What is CranioSacral Therapy?

Drawing of the CranioSacral System
Craniosacral therapy is a subtle and profound healing form that assists the body’s natural capacity for self-repair. This therapy involves assessing and addressing the movement of the cerebrospinal fluid (CSF), which can be restricted by physical or emotional trauma to the body or from the accumulated effects of general stress and tension.

It is a self-corrective mechanism composed of brain membranes and cerebrospinal fluid, which extends from the bones of the skull, face and mouth making up the cranium (head), down to the sacrum, or (tailbone) area. The role of this system in the development and performance of the brain and spinal cord is so vital that an imbalance or dysfunction in it can cause sensory, motor and/or neurological disabilities.

Like the pulse of the cardiovascular system, the craniosacral system has a rhythm that can be felt throughout the body. Using a touch generally no heavier than the weight of a nickel, skilled practitioners can monitor this rhythm at key body points to pinpoint the source of an obstruction or stress. Once a source has been determined, they can assist the natural movement of the fluid and related soft tissue to help the body self-correct. This simple action is often all it takes to remove a restriction.

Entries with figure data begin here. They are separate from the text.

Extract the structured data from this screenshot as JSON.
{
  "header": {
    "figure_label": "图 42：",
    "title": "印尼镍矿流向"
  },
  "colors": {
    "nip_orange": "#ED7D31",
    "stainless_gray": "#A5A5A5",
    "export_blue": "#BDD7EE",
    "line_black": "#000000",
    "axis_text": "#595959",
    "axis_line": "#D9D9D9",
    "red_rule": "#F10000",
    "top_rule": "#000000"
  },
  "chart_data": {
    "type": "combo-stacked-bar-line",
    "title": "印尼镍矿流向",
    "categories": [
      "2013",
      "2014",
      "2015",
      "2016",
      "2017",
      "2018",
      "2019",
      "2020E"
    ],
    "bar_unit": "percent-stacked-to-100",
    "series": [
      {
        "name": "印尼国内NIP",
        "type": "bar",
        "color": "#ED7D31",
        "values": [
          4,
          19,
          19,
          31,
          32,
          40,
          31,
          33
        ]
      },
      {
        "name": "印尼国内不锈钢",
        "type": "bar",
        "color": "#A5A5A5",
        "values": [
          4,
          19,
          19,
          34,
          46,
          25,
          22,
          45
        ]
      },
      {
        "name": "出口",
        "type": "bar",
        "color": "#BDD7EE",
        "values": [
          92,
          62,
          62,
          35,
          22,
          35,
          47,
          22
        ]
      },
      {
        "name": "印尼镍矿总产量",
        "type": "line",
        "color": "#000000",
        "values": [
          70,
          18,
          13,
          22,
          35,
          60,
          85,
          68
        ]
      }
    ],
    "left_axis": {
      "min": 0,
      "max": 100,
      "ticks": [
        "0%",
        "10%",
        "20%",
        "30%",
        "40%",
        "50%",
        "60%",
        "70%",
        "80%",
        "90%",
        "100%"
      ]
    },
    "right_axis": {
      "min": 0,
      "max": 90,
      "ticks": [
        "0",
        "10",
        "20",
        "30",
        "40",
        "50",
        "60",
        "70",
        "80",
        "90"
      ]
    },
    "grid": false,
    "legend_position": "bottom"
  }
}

It was in 1970, during a neck surgery in which he was assisting, that osteopathic physician John E. Upledger first observed the rhythmic movement of what would soon be identified as the craniosacral system. None of his colleagues nor any of the medical texts at the time could explain this discovery, however.

His curiosity piqued, Dr. Upledger began searching for the answer. He started with the research of Dr. William Sutherland, the father of cranial osteopathy. For some 20 years beginning in the early 1900s, Sutherland had explored the concept that the bones of the skull were structured to allow for movement. For decades after, this theory remained at odds with the beliefs of the scientific and medical communities. Dr. Upledger believed, however, that if Sutherland’s theory of cranial movement was in fact true, this would help explain, and make feasible, the existence of the rhythm he had encountered in surgery.

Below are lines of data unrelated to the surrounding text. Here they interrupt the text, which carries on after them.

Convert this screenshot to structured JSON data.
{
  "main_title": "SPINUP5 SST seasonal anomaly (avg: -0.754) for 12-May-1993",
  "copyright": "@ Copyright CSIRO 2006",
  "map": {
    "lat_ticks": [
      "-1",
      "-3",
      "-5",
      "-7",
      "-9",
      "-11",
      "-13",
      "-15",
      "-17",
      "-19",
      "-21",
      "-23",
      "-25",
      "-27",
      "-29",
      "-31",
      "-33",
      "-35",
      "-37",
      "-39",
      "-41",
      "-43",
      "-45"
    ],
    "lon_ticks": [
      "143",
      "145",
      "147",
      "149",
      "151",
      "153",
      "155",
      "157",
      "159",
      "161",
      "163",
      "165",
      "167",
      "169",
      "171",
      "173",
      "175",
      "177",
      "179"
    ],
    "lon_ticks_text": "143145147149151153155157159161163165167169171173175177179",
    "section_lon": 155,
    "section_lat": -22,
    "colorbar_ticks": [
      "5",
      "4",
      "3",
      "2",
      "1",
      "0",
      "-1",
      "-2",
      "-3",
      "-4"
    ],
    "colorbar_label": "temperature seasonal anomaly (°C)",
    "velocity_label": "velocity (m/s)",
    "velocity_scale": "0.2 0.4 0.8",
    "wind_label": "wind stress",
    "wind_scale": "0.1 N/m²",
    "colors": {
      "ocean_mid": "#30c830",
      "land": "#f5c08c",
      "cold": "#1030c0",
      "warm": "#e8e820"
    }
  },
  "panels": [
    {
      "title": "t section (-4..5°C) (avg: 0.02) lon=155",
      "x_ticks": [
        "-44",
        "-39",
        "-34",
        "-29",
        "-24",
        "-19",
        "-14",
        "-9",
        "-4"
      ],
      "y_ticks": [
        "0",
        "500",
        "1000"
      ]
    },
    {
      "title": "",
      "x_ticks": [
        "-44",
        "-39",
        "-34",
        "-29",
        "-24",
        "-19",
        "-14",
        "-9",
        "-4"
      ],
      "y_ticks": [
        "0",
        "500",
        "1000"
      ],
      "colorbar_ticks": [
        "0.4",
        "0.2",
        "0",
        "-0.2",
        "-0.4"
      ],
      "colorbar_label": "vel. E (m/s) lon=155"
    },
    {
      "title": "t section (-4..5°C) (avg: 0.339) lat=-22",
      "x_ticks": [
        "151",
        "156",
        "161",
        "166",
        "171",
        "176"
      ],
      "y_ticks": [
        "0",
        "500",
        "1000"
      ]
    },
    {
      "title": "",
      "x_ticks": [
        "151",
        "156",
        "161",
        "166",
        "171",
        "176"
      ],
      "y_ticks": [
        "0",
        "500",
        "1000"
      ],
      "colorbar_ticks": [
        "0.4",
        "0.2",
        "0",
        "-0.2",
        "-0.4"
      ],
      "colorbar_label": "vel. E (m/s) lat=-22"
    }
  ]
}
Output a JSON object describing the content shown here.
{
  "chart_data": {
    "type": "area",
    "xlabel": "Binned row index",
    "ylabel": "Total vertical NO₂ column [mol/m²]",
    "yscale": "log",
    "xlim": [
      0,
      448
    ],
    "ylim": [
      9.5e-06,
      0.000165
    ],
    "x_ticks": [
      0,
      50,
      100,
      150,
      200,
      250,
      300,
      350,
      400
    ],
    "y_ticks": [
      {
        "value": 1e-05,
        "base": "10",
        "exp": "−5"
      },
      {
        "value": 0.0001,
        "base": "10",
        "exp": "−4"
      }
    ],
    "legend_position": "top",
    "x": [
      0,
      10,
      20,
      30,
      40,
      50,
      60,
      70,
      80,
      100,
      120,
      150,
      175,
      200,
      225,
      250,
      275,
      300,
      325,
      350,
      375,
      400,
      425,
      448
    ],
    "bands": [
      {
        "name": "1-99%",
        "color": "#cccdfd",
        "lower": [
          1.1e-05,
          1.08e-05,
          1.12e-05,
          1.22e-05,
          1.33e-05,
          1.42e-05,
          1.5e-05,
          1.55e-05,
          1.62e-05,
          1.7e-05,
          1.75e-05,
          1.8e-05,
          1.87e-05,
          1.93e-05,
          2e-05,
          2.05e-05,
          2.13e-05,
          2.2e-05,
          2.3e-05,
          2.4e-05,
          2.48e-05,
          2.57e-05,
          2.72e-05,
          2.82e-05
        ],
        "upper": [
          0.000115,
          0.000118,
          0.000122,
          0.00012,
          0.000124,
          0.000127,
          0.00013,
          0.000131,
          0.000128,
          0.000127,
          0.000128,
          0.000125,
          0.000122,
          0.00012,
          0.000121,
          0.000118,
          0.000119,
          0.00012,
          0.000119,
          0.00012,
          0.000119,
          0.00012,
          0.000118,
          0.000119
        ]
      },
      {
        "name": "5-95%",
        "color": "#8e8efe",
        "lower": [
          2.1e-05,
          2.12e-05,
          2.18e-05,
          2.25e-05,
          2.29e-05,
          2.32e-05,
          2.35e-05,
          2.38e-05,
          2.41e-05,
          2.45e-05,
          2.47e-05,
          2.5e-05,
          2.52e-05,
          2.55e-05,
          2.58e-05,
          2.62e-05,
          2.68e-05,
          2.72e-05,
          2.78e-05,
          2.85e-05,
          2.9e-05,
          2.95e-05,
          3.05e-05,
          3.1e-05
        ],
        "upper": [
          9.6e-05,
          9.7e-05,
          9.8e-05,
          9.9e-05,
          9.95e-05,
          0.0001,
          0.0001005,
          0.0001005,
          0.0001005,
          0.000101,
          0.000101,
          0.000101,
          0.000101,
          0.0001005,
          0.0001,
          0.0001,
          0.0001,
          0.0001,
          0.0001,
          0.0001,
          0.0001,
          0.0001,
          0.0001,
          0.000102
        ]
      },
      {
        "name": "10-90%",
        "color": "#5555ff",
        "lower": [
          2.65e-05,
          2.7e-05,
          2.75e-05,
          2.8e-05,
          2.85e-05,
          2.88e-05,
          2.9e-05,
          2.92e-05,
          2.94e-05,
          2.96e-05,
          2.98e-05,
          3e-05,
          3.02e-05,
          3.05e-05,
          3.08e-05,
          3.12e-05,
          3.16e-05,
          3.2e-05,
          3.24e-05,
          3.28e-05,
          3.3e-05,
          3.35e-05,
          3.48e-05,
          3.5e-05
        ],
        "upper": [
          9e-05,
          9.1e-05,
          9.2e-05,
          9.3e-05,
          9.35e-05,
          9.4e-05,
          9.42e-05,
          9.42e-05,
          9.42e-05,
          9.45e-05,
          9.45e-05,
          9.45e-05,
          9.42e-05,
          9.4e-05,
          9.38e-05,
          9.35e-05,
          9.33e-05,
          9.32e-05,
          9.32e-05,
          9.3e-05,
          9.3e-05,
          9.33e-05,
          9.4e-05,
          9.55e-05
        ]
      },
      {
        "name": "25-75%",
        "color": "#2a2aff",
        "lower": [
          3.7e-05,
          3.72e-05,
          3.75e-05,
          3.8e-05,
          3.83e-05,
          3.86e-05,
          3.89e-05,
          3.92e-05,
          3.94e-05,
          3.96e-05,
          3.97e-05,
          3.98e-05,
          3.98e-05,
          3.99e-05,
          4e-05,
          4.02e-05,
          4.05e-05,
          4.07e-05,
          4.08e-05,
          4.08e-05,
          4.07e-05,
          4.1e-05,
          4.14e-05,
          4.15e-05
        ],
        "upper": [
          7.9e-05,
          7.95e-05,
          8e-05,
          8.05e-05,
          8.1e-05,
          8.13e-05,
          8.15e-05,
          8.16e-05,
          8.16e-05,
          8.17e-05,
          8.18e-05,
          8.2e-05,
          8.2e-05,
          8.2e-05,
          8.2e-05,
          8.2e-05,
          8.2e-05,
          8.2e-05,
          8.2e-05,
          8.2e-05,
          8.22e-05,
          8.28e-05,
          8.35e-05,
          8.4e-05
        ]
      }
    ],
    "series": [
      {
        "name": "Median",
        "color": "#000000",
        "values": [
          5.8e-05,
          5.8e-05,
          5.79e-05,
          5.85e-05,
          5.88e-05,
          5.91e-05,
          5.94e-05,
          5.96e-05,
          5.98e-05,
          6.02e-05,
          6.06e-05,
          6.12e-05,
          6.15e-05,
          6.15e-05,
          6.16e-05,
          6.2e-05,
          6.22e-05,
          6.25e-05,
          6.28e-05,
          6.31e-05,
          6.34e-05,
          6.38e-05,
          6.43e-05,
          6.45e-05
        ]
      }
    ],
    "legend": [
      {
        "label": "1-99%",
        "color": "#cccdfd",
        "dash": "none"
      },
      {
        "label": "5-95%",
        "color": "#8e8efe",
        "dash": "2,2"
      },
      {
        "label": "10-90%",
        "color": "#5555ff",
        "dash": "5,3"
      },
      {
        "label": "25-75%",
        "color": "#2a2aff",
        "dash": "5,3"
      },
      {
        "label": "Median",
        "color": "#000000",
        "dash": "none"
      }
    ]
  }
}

It was at this point that Dr. Upledger set out to scientifically confirm the existence of cranial bone motion. From 1975 to 1983 he served as clinical researcher and Professor of Biomechanics at Michigan State University, where he supervised a team of anatomists, physiologists, biophysicists and bioengineers in research and testing. The results not only confirmed Sutherland’s theory, but led to clarification of the mechanisms behind this motion – the craniosacral system. Dr. Upledger’s continued work in the field ultimately resulted in his development of CranioSacral Therapy.